OBJECTIVE: To assess the association between exercise capacity and the risk of developing chronic kidney disease (CKD). PATIENTS AND METHODS: Exercise capacity was assessed in 5812 male veterans (mean age, 58.4±11.5 years) from the Veterans Affairs Medical Center, Washington, DC. Study participants had an estimated glomerular filtration rate of 60 mL/min per 1.73 m(2) or more 6 months before exercise testing and no evidence of CKD. Those who developed CKD during follow-up were initially identified by the International Classification of Diseases, Ninth Revision and further verified by at least 2 consecutive estimated glomerular filtration rate values of less than 60 mL/min per 1.73 m(2) 3 months or more apart. Normal kidney function for CKD-free individuals was confirmed by sequential normal eGFR levels. We established 4 fitness categories on the basis of age-stratified quartiles of peak metabolic equivalents (METs) achieved: least-fit (≤25%; 4.8±0.90 METs; n=1258); low-fit (25.1%-50%; 6.5±0.96 METs; n=1614); moderate-fit (50.1%-75%; 7.7±0.91 METs; n=1958), and high-fit (>75%; 9.5±1.0 METs; n=1436). Multivariable Cox proportional hazard models were used to assess the association between exercise capacity and CKD. RESULTS: During a median follow-up period of 7.9 years, 1010 developed CKD (20.4/1000 person-years).

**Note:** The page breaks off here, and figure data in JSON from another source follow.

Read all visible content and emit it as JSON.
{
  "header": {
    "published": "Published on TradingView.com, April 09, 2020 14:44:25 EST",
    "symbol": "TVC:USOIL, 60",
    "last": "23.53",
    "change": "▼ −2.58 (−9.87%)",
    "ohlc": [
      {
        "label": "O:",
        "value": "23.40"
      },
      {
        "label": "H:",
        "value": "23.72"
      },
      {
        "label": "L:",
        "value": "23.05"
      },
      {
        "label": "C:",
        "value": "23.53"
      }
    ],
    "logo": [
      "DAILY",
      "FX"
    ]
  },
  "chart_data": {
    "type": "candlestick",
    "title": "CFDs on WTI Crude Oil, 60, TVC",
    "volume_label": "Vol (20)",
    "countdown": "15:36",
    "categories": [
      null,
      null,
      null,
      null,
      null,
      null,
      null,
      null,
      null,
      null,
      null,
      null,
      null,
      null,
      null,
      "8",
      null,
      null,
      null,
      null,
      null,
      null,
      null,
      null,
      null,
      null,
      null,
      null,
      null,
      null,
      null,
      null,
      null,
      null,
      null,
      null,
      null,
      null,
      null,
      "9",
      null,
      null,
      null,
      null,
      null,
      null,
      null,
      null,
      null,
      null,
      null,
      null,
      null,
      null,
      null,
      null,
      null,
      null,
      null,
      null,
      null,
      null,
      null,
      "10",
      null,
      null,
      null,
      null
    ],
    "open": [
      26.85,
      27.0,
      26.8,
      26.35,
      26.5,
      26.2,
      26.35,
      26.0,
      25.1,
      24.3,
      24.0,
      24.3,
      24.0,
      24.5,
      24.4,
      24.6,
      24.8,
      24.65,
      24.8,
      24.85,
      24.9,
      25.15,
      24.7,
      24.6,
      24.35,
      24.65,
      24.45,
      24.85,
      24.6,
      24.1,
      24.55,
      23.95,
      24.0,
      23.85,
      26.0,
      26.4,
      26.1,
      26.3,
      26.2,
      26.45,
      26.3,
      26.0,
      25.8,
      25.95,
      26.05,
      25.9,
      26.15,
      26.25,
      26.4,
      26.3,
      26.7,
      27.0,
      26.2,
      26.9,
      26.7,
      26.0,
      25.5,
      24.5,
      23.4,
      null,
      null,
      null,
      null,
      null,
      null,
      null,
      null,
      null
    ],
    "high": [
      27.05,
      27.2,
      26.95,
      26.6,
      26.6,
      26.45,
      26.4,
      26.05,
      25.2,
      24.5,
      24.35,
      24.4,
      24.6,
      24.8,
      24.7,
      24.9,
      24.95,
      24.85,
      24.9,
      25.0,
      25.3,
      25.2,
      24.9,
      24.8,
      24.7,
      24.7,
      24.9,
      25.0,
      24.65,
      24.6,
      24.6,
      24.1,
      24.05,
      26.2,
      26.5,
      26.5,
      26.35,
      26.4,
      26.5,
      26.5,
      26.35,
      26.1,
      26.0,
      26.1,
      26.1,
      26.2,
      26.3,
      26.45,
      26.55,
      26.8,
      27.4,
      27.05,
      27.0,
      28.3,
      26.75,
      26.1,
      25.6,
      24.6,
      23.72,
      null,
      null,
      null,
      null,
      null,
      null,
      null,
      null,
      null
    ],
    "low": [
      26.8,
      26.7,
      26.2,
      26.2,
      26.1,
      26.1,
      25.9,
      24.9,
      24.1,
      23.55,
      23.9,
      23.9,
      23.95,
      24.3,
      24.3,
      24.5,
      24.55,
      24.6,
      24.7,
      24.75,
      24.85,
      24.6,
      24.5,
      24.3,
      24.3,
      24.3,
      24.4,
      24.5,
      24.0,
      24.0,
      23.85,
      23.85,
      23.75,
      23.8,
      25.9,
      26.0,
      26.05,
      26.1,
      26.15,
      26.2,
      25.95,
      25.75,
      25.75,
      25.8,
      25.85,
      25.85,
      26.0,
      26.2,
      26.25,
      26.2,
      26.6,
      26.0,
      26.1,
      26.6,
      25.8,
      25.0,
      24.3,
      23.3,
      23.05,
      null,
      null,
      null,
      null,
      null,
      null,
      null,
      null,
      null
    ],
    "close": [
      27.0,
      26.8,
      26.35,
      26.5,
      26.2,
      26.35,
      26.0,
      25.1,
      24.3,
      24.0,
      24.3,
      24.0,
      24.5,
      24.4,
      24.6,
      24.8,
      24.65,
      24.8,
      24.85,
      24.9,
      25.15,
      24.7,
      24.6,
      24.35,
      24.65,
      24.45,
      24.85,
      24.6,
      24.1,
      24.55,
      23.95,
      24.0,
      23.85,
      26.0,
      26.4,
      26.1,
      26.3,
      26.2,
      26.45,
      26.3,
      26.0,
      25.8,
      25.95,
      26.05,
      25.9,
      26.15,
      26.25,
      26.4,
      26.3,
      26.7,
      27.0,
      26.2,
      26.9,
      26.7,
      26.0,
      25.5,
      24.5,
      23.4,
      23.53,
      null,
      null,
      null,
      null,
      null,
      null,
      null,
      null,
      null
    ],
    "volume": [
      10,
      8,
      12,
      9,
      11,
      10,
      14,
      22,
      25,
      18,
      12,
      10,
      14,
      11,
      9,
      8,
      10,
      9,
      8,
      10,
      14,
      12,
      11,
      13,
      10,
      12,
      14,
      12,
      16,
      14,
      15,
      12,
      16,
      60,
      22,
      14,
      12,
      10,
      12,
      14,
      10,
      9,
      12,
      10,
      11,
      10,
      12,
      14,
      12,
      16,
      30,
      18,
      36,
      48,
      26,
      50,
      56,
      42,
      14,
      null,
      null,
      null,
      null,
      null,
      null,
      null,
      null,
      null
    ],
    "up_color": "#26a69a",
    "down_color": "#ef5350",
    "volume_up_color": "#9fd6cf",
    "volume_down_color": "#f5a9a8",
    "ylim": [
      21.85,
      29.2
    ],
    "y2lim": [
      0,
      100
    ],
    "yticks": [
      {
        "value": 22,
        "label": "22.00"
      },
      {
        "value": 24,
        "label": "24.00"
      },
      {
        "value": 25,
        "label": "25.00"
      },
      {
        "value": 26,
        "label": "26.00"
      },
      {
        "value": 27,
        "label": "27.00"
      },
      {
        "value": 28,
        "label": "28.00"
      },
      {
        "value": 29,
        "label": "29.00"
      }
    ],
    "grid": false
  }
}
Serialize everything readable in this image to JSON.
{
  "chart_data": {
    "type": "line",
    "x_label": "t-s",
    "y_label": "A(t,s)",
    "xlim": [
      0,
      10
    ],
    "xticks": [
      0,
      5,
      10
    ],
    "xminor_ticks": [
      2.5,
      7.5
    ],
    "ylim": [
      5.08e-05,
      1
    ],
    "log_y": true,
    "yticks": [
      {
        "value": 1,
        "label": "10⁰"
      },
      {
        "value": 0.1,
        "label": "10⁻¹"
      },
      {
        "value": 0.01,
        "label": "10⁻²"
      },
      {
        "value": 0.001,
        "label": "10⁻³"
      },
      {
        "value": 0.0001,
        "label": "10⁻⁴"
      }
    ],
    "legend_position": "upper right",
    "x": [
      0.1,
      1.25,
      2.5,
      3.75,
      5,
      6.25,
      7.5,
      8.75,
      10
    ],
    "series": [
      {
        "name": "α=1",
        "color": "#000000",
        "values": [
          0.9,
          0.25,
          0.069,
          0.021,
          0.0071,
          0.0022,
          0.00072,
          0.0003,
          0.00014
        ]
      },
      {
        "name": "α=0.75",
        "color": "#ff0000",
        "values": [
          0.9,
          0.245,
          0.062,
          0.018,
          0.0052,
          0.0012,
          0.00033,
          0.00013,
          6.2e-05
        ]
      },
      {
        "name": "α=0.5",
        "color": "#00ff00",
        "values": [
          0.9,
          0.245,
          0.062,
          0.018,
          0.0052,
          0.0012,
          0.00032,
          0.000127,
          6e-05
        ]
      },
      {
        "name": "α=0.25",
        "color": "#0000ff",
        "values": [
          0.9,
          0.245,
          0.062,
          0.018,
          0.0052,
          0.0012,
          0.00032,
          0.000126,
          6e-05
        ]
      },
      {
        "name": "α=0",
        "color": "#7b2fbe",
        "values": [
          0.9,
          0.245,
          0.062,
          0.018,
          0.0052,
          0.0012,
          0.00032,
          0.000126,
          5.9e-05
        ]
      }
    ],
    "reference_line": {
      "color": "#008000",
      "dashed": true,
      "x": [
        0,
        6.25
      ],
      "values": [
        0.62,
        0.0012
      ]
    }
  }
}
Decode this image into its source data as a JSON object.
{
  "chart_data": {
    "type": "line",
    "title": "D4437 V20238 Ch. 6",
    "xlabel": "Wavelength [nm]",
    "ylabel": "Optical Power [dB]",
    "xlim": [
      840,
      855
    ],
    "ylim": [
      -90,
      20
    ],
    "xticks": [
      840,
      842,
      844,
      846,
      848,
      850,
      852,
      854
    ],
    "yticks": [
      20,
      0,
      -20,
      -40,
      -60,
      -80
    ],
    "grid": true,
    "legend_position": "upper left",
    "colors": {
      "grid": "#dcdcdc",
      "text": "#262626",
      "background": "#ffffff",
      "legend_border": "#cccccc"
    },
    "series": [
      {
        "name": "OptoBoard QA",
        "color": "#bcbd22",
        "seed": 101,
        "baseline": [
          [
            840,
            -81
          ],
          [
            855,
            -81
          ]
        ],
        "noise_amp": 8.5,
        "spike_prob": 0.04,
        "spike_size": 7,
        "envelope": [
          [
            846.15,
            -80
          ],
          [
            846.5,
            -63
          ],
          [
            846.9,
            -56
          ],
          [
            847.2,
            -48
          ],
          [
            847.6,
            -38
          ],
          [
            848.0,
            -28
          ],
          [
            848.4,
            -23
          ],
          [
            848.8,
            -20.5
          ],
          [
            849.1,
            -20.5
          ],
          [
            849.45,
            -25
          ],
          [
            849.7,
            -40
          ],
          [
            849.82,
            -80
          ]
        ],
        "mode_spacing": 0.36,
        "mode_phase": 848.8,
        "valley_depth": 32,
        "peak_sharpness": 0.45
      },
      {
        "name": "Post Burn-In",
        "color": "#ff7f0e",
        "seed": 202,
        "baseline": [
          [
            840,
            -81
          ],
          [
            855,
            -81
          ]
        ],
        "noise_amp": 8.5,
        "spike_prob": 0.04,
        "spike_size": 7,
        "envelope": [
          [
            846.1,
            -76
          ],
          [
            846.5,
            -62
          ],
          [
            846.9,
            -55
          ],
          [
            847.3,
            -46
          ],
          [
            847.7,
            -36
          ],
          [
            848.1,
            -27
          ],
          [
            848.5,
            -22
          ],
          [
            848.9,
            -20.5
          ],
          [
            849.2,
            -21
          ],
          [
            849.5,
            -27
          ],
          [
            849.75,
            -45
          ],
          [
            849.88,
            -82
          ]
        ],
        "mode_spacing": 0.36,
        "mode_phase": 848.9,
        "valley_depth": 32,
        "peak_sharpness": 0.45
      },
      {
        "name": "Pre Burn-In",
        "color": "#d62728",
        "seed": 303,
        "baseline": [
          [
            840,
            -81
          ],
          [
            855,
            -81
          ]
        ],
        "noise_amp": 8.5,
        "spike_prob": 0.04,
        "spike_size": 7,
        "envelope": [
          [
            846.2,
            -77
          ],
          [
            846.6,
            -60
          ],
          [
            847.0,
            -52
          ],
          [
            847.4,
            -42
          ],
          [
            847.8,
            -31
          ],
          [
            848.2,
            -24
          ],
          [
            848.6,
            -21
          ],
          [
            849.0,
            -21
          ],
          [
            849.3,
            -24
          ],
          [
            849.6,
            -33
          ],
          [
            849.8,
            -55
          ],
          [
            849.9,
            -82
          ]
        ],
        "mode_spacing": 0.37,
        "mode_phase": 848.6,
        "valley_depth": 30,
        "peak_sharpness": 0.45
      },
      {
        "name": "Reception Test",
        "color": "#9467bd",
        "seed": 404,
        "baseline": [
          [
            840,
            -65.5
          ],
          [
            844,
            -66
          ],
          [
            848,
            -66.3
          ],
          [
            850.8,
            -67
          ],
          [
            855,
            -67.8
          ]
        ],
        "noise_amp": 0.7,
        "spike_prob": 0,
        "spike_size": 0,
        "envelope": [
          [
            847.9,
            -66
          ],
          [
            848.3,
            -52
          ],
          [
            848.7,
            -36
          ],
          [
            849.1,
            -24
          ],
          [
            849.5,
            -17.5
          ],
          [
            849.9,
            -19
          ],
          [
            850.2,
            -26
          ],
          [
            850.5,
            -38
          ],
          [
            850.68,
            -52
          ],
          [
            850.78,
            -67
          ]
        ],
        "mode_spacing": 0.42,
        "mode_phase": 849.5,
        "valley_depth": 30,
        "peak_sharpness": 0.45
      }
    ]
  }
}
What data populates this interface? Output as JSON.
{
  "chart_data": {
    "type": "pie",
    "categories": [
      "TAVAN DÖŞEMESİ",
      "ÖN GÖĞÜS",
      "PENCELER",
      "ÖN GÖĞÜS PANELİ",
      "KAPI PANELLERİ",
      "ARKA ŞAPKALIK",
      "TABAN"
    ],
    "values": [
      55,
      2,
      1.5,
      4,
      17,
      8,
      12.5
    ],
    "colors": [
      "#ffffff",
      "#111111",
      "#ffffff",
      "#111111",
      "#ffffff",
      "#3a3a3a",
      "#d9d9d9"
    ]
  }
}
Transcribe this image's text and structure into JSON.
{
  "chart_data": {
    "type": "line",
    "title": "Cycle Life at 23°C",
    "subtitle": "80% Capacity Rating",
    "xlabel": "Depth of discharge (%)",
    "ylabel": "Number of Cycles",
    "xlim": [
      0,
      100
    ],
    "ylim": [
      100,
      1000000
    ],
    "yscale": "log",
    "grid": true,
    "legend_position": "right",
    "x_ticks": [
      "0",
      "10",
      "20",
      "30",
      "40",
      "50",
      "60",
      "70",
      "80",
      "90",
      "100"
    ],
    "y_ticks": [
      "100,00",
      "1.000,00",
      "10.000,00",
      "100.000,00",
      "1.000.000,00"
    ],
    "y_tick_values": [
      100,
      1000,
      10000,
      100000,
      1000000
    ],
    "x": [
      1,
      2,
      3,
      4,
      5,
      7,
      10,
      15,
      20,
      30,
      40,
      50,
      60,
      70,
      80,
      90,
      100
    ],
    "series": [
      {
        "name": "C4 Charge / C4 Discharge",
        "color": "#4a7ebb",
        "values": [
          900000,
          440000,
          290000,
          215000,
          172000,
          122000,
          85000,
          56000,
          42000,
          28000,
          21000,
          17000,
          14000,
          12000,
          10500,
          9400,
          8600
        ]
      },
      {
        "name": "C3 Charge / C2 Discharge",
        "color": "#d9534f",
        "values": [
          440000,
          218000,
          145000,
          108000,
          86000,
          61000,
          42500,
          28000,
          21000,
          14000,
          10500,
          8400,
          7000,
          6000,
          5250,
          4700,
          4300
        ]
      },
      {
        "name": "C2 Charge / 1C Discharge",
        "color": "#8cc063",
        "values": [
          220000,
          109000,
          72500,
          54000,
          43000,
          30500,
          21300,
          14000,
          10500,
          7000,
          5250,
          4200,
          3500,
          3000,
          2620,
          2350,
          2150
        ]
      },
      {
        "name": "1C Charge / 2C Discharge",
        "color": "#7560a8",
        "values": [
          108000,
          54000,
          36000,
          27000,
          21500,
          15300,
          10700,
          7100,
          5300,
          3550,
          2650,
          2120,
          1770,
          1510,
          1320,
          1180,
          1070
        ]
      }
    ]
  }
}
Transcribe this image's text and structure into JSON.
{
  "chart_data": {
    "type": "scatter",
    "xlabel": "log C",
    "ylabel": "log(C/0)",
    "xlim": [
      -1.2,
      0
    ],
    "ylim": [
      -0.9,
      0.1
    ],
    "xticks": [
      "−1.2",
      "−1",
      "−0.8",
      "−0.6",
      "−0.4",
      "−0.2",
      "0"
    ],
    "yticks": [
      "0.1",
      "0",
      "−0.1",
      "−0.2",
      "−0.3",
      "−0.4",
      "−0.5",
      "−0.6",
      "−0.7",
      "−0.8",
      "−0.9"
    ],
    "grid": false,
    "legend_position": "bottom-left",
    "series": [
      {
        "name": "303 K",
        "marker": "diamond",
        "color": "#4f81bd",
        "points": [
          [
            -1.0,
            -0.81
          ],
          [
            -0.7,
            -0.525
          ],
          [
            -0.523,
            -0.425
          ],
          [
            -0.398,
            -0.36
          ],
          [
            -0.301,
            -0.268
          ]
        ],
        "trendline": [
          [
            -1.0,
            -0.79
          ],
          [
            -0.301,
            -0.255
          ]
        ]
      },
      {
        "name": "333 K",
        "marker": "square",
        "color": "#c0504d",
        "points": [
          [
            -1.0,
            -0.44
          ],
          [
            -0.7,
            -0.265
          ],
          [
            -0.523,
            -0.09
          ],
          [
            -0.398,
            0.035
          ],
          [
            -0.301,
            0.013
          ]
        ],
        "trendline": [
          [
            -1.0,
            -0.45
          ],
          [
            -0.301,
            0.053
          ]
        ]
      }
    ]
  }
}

Exercise capacity was inversely related to CKD incidence. The risk was 22% lower (hazard ratio, 0.78; 95% CI, 0.75-0.82; P<.001) for every 1-MET increase in exercise capacity. Compared with the least-fit individuals, hazard ratios were 0.87 (95% CI, 0.74-1.03) for low-fit, 0.55 (95% CI, 0.47-0.65) for moderate-fit, and 0.42 (95% CI, 0.33-0.52) for high-fit individuals. CONCLUSION: Higher exercise capacity attenuated the risk of developing CKD. The association was independent and graded.